Однако при виде Сони оба так и впились в нее глазами. Ну да,
вот эта малявка с мышиным личиком, кассирша, была на поминках Константина.
– Чего они так раскричались? – спросил охранник.
– А вы пойдите и посмотрите, – буркнула Соня. – Там возле
Кустодиева какой-то сумасшедший сейчас всех ваших старушек перебьет, а вы тут
задницу просиживаете.
Она и сама не знала, почему вдруг захотелось нахамить этому
камуфлированному ленивцу. Не иначе от нервов.
Впрочем, поспешила выскользнуть за тяжеленную дверь прежде,
чем могла нарваться на достойный ответ.
И сразу свернула за угол музея, в боковую, практически
безлюдную улочку, где все дома утонули в буйной зелени садов.
Какая патологическая тишь! Даже и не скажешь, что совсем
рядом, в знаменитом Северолуцком художественном музее, только что разыгралась
очередная вариация на тему «Как украсть миллион?».
«Как украсть миллион?» «Афера Томаса Крауна»? «Западня»? Да
все они просто дети по сравнению со мной!»
Строго говоря, эти смотрительницы, божьи одуванчики, сами
виноваты, что дали ей возможность увести Серебрякову у них из-под носа.
Известно ведь умным людям: о вкусах не спорят. А они поспорили. И вот вам
результат!
Соня шла по улочке, чуть ли не пританцовывая от восторга, и
не обратила внимания на темно-зеленую «Волгу», осторожно вывернувшуюся из-за угла.
Машина на самой малой скорости потащилась за ней следом.
* * *
Город Горький Ане сразу понравился, несмотря на свое
дурацкое название. Видимо, тот, кто придумал так переименовать Нижний Новгород,
отличался патологической ненавистью к русским людям. Можно не сомневаться, что
если бы знаменитый писатель, местный уроженец, взял себе псевдоним Кислый,
Соленый или, к примеру, Приторный, город на Волге носил бы именно это название.
Сама Волга против Амура смотрелась тоже не больно-то, но, в общем, ничего, хорошая
река. Полки в магазинах так же пусты, как и по всей стране, однако Диме
полагался приличный паек, как всем работавшим в «ящиках», и на этот счет Ане
беспокоиться не следовало.
Она, впрочем, не беспокоилась. Некогда было! Устроиться на
новом месте, отыскать молочную кухню, научиться обращаться с газовой колонкой…

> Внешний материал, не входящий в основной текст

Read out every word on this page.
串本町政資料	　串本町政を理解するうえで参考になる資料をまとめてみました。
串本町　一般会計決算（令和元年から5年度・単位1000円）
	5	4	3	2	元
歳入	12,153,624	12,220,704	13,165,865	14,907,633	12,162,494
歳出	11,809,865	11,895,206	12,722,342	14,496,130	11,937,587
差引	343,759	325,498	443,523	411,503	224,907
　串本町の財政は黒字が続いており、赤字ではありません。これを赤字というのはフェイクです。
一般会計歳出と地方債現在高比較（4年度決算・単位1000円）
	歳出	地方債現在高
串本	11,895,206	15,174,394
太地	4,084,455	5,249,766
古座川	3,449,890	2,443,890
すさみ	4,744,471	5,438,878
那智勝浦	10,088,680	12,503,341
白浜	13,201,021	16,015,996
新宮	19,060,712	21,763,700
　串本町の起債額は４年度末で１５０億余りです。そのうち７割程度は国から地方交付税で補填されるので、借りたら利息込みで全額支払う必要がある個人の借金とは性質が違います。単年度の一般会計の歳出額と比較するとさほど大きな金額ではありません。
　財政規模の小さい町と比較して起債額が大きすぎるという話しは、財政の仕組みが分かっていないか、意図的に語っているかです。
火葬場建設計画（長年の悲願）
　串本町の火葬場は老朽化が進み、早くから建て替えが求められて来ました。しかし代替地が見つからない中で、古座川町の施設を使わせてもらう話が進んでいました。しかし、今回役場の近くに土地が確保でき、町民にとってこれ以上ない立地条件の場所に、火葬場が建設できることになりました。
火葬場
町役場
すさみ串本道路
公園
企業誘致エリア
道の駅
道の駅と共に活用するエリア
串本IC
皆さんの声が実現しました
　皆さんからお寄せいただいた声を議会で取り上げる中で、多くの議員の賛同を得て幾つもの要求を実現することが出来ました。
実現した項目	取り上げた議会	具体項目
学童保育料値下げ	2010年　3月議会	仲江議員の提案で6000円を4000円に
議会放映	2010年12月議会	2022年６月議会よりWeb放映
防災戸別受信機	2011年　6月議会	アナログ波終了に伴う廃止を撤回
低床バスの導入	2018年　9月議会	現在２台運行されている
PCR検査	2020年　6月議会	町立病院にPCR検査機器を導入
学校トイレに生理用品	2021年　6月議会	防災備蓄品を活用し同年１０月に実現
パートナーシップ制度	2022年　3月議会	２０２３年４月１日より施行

Квартиры в Горьком почти все с колонками, что сперва показалось Ане дичайшей
дичью, и только на следующее лето, когда весь город повально отключили на
несколько месяцев от горячей воды, она смогла оценить великое удобство своего
нового жилья. Но это будет еще далеко впереди, а в тот первый день Аня, если
честно, сбилась с ног. Дима как уехал с раннего утра на работу, так и не
возвращался, только один раз позвонил. Голос у него при этом был такой
отсутствующий, что Аня сразу поняла: работа пришлась мужу по душе. О Хабаровске
и о НИИ ихтиологии он скучать не станет. Вот и замечательно! Впереди совершенно
новая жизнь… и море новых забот.
Девчонки дружно спали всю дорогу, их только раза по два
пришлось перепеленать и накормить, стюардессы оказались необычайно внимательны,
поэтому в самолете Аня чувствовала себя превосходно. А тут сразу навалилось…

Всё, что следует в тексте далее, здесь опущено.